|
|
|
|
Publication no. M-2001-0129-02R
Signal Peptide-Selection of cDNA Cloned Directly from the Esophageal Gland
Cells of the Soybean Cyst Nematode Heterodera glycines. Xiaohong Wang
(1), Rex Allen (2), Xiongfei Ding (2), Melissa Goellner (1), Tom Maier (3), Jan
M. de Boer (3), Thomas J. Baum (3), Richard S. Hussey (2), and Eric L. Davis
(1). (1) Department of Plant Pathology, North Carolina State University, Box
7616, Raleigh 27695-7616, U.S.A.; (2) Department of Plant Pathology, University
of Georgia, Athens 30602-7274, U.S.A.; (3) Department of Plant Pathology, Iowa
State University, 351 Bessey Hall, Ames 50011, U.S.A. MPMI 14:536-544. Accepted
14 December 2000. Copyright 2001 The American Phytopathological Society.
Secretions from the esophageal gland cells of plant-parasitic nematodes play
critical roles in the nematode-parasitic cycle. A novel method to isolate cDNA
encoding putative nematode secretory proteins was developed that utilizes mRNA
for reverse transcription-polymerase chain reaction derived from microaspiration
of the esophageal gland cell contents of parasitic stages of the soybean cyst
nematode Heterodera glycines. The resulting H. glycines gland cell
cDNA was cloned into the pRK18 vector, and plasmid DNA was transformed into a
mutated yeast host for specific selection of cDNA inserts that encode proteins
with functional signal peptides. Of the 223 cDNA clones recovered from selection
in yeast, 97% of the clones encoded a predicted signal peptide. Fourteen unique
cDNA clones hybridized to genomic DNA of H. glycines on Southern blots
and, among them, nine cDNA clones encoded putative extracellular proteins, as
predicted by PSORT II computer analysis. Four cDNA clones hybridized to
transcripts within the dorsal esophageal gland cell of parasitic stages of H.

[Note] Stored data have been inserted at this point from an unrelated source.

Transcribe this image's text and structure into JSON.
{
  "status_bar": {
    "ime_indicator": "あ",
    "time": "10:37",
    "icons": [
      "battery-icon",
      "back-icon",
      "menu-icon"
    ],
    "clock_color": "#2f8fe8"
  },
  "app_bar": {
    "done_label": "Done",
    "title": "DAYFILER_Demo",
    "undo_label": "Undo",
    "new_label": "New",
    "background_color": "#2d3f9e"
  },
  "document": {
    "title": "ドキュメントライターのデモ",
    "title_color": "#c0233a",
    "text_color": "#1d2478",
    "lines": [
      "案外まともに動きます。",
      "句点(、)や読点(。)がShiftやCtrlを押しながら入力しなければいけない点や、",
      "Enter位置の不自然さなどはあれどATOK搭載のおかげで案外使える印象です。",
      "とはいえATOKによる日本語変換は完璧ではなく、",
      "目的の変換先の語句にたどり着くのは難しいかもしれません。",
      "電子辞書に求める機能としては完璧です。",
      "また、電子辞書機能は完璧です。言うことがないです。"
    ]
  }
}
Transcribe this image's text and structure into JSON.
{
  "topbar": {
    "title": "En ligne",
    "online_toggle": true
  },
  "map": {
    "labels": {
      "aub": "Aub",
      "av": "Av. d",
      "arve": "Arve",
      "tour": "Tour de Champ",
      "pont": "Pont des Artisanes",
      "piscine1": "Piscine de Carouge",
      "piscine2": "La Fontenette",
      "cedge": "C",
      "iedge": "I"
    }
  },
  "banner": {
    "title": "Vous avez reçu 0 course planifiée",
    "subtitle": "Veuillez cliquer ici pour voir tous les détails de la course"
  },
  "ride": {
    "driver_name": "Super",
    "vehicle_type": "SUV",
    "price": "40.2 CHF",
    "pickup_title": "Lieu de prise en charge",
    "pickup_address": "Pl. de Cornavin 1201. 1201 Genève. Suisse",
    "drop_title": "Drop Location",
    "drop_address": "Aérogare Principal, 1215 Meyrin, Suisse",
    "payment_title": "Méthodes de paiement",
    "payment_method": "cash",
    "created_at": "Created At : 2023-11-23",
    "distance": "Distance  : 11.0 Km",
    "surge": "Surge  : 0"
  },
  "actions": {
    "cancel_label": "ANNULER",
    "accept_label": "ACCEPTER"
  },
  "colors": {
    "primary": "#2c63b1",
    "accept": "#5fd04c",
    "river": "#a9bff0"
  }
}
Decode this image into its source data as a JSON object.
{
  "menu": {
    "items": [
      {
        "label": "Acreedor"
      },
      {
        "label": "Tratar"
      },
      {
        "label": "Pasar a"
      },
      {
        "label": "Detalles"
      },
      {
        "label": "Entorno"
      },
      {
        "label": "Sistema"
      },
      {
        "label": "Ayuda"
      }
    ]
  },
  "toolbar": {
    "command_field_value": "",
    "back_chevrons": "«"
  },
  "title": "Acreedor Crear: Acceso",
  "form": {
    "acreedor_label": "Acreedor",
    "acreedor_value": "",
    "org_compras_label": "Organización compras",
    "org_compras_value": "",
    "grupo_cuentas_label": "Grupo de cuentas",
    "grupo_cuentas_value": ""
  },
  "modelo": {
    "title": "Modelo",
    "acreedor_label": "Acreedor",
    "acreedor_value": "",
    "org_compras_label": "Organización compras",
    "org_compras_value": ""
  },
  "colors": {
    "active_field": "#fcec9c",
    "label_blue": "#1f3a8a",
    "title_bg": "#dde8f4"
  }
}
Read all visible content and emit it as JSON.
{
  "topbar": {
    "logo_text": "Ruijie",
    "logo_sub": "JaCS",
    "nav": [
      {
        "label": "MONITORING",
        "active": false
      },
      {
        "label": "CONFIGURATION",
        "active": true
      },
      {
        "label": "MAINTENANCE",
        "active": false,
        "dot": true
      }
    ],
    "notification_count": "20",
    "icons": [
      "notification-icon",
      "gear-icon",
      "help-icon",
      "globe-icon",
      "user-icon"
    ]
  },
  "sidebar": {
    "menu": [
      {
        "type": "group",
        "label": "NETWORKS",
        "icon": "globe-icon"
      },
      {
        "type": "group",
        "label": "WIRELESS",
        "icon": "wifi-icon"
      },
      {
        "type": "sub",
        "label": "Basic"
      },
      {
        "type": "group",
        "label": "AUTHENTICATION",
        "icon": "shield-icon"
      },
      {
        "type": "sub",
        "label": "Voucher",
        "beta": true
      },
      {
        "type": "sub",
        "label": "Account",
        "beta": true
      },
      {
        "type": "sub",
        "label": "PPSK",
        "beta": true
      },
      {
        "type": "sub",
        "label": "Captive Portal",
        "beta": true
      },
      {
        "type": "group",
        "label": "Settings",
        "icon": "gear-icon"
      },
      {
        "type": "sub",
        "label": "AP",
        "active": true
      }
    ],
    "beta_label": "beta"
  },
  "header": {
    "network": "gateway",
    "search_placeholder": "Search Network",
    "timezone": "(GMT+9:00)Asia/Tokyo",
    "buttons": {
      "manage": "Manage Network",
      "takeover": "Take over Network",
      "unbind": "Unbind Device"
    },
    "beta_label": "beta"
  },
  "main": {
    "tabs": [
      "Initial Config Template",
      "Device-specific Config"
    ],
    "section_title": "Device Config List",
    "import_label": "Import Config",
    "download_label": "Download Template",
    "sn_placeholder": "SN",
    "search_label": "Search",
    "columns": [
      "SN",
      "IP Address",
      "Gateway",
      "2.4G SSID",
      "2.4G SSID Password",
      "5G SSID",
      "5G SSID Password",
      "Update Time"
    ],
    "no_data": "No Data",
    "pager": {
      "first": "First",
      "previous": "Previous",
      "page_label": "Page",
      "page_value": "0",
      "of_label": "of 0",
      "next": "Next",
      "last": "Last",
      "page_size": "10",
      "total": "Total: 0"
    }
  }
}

glycines, and in situ hybridization within H. glycines was not
detected for eight cDNA clones. The protocol provides a direct means to isolate
potential plant-parasitic nematode esophageal gland secretory protein genes. Additional
keywords: expressed sequence tags, functional genomics, host-parasite
interactions, nematode feeding sites, parasitism genes.